L'un des éléments sympas du livre de Bayard tient en ce que ses références ne sont pas forcément toujours de haute volée. Tout un chapitre est ainsi consacré à "Un jour sans fin" le film avec Bill Murray. Murray qui revit chaque jour la même journée (la fête de la marmotte) se constitue un référentiel commun sur la poésie italienne du XIXème siècle pour séduire Andy Mc Dowell: cette fiction permet à ces deux êtres d'échanger leurs livres intérieurs.

La troisième partie est présentée sous forme de conseils aux non lecteurs:

- Avec David Lodge, et une scène de "changement de décor" (excellent bouquin au demeurant comme tous les Lodge) où une professeur d'un département d'anglais reconnait ne pas avoir lu Hamlet, Bayard met en évidence la règle de l'ambiguité: dans la bibliothèque virtuelle où nous évoluons, il est admis de parler des livres non lus, il ne faut pas exhiber sa nudité.
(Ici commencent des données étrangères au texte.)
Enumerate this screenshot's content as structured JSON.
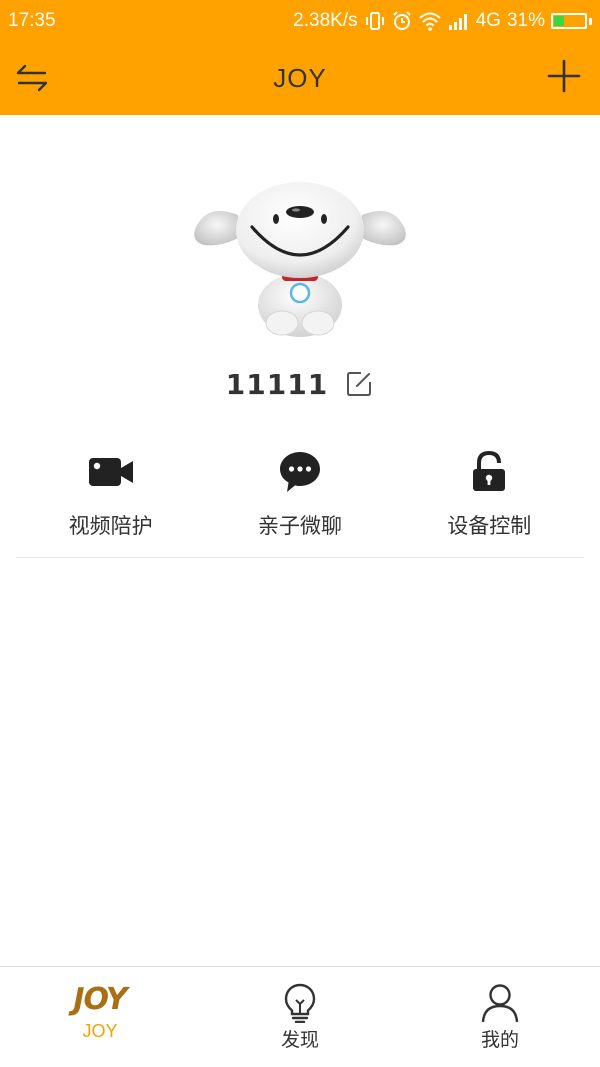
{
  "status_bar": {
    "time": "17:35",
    "net_speed": "2.38K/s",
    "network": "4G",
    "battery": "31%",
    "battery_level": 0.31
  },
  "app_bar": {
    "title": "JOY",
    "left_icon": "switch-arrows-icon",
    "right_icon": "plus-icon"
  },
  "device": {
    "name": "11111",
    "avatar": "joy-robot-dog",
    "edit_icon": "edit-icon"
  },
  "features": [
    {
      "label": "视频陪护",
      "icon": "video-camera-icon"
    },
    {
      "label": "亲子微聊",
      "icon": "chat-bubble-icon"
    },
    {
      "label": "设备控制",
      "icon": "lock-icon"
    }
  ],
  "tabs": [
    {
      "logo": "JOY",
      "label": "JOY",
      "active": true
    },
    {
      "label": "发现",
      "icon": "lightbulb-icon"
    },
    {
      "label": "我的",
      "icon": "person-icon"
    }
  ],
  "colors": {
    "brand": "#ffa200",
    "active_tab": "#f0a300",
    "logo": "#a96f12",
    "battery": "#3ed63e"
  }
}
Le personnage de David Lodge n'est d'ailleurs pas titularisé. Premier conseil donc: se délivrer de l'image oppressante de la culture infaillible qui nous tyrannise dans l'institution scolaire.

- Bayard défend ensuite le droit d'inventer des livres, reprenant en cela l'argumentaire qu'il avait utilisé dans ses très bons livres" Qui a tué Roger Ackroyd ?" et "L'Affaire du chien des Baskervilles"... Il n'est pas interdit de se laisser guider dans un texte par une logique jugée vraisemblable. On peut imaginer, lire entre les lignes, sortir du conventionnel ou de l'interprétation standard.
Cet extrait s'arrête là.